The game was scoreless through three quarters as goalie Trinity Valle and the resilient Noble (6-7) defense frustrated the Stags, but Cheverus broke through in the fourth. With 13:53 left in the game, Lily Johnson, Lucy’s sister, smacked a hard pass through the circle from the right side to her younger sister on the left, and Lucy Johnson one-timed a shot that Valle stopped, but that had just enough life on it to cross the line.

With 3:03 left to play, Johnson reached the milestone. Charlotte Miller took the insert on the Stags’ 12th corner, sent it left to Lily Johnson, and she again found Lucy Johnson in front for another shot that hit off of Valle’s pad and into the netting for a 2-0 lead.

“She’s awesome. … She contributes so much to the team,” Lily Johnson said. “She’s my sister, so it’s cool to (set her up). We work really well together.”

Playoff stats count toward the record, so Johnson’s next goal will have her standing alone. It will almost certainly come during a playoff game, as the Stags now turn their attention to the Class A tournament after a regular season in which they outscored teams 82-3.

It’s the third-straight year Cheverus goes into the playoffs undefeated. The Stags completed a perfect season in 2021, but lost in the state final last year to Skowhegan.


Lucy Johnson said there were lessons from last season about how quickly even a dominant season can end.

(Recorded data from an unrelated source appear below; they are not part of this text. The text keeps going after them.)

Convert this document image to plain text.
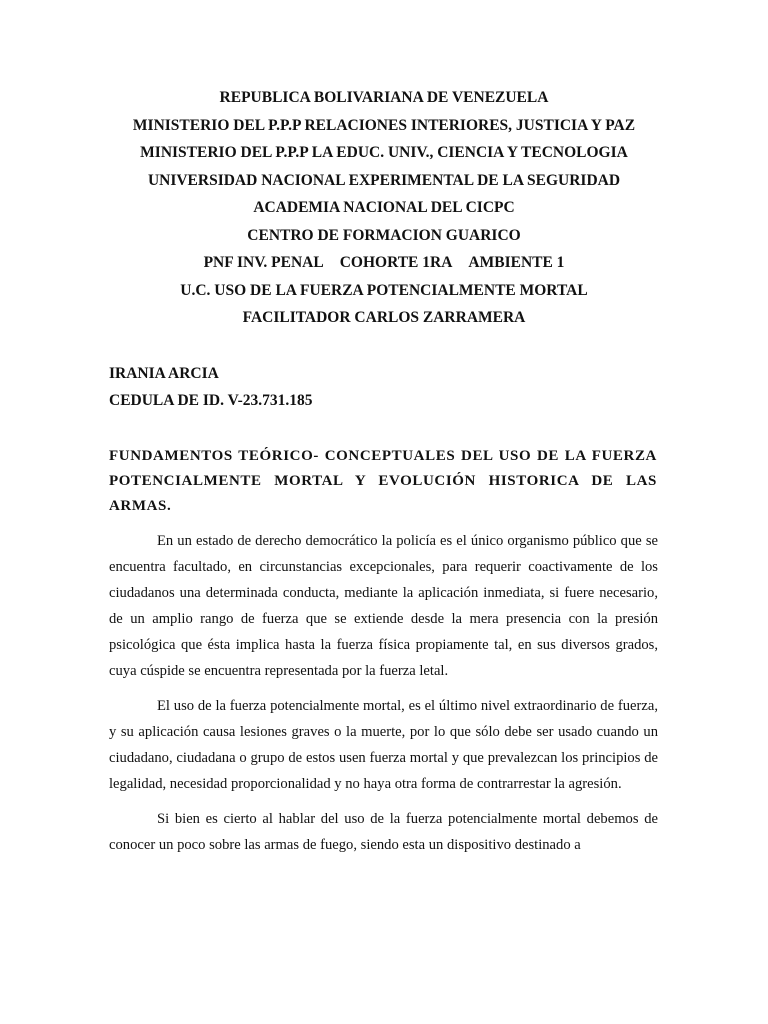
REPUBLICA BOLIVARIANA DE VENEZUELA
MINISTERIO DEL P.P.P RELACIONES INTERIORES, JUSTICIA Y PAZ
MINISTERIO DEL P.P.P LA EDUC. UNIV., CIENCIA Y TECNOLOGIA
UNIVERSIDAD NACIONAL EXPERIMENTAL DE LA SEGURIDAD
ACADEMIA NACIONAL DEL CICPC
CENTRO DE FORMACION GUARICO
PNF INV. PENAL COHORTE 1RA AMBIENTE 1
U.C. USO DE LA FUERZA POTENCIALMENTE MORTAL
FACILITADOR CARLOS ZARRAMERA
IRANIA ARCIA
CEDULA DE ID. V-23.731.185
FUNDAMENTOS TEÓRICO- CONCEPTUALES DEL USO DE LA FUERZA POTENCIALMENTE MORTAL Y EVOLUCIÓN HISTORICA DE LAS ARMAS.

En un estado de derecho democrático la policía es el único organismo público que se encuentra facultado, en circunstancias excepcionales, para requerir coactivamente de los ciudadanos una determinada conducta, mediante la aplicación inmediata, si fuere necesario, de un amplio rango de fuerza que se extiende desde la mera presencia con la presión psicológica que ésta implica hasta la fuerza física propiamente tal, en sus diversos grados, cuya cúspide se encuentra representada por la fuerza letal.

El uso de la fuerza potencialmente mortal, es el último nivel extraordinario de fuerza, y su aplicación causa lesiones graves o la muerte, por lo que sólo debe ser usado cuando un ciudadano, ciudadana o grupo de estos usen fuerza mortal y que prevalezcan los principios de legalidad, necesidad proporcionalidad y no haya otra forma de contrarrestar la agresión.

Si bien es cierto al hablar del uso de la fuerza potencialmente mortal debemos de conocer un poco sobre las armas de fuego, siendo esta un dispositivo destinado a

“It’s something that’s on all of our minds,” she said. “But I definitely think that our team is completely different this year, and we’re going to take it like a new round.”

The record is the same, but Arsenault said there’s a key difference. Last year’s story was about the goals scored, 140 of them. This year has been more about the goals against – or lack thereof.

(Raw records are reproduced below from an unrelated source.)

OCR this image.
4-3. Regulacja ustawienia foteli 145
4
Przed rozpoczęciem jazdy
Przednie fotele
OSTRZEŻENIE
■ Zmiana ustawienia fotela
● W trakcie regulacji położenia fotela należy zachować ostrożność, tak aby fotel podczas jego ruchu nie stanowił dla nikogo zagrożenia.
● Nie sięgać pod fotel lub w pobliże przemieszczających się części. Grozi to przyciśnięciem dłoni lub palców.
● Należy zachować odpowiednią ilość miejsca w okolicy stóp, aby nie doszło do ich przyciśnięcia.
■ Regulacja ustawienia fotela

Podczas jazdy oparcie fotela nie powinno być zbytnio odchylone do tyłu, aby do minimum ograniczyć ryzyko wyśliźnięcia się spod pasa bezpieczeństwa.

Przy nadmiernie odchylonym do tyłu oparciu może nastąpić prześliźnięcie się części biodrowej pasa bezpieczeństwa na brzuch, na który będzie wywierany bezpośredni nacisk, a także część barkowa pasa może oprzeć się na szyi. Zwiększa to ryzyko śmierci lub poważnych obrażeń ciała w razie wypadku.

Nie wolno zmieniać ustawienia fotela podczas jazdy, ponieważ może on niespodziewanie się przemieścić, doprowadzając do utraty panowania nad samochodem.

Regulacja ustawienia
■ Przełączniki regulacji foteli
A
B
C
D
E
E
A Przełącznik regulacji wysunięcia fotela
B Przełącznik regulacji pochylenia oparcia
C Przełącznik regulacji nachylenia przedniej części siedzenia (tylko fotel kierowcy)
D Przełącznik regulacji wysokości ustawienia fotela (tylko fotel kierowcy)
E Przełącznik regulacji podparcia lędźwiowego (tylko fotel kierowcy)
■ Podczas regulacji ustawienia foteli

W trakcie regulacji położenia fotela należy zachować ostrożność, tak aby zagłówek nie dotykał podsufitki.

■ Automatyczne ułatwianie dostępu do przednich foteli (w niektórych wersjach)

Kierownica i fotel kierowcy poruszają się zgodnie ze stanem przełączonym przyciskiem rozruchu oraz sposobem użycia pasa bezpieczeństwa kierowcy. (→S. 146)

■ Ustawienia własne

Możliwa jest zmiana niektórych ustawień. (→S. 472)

“Our defense has come a long way,” Arsenault said. “It’s been one of our main focuses, and that’s really helped this team, knowing we might not net 10 goals and every second is important and every opportunity is important.”

That was the case Monday, as Cheverus was tested by a hard-nosed Knights team led by Valle, who was credited with 25 saves, and defenders Ella Anania, Julie St. Gelais and Sara Gerrato.

It came two games after Cheverus trailed 1-0 to Sanford, and three after Falmouth fought the Stags to a scoreless tie through three quarters.


“We want to be in every situation before the playoffs, and we’ve been in it,” Arsenault said. “That’s good, because it gives us that confidence of ‘we’ve been here before, we know how to handle this pressure.'”

The result was what the Knights needed as well. It’s been an up-and-down season for Noble, but if the team needed evidence it can compete with anyone awaiting in the postseason, Monday’s game provided it.

“The outcome came out pretty good for us, a lot better than we were expecting,” Valle said. “I think the confidence after this game is a lot higher up. … We know if we keep them that low, possibly, we can beat them.”

Noble Coach Josie Chadbourne said her team wasn’t afraid of the underdog status, and actually embraced it.

“I’m really proud of how they played,” she said. “When we reached that fourth quarter and they still hadn’t scored, (I said) ‘You guys are just working really hard.’ That’s what happens when you just keep doing the little things right. Good things will happen.”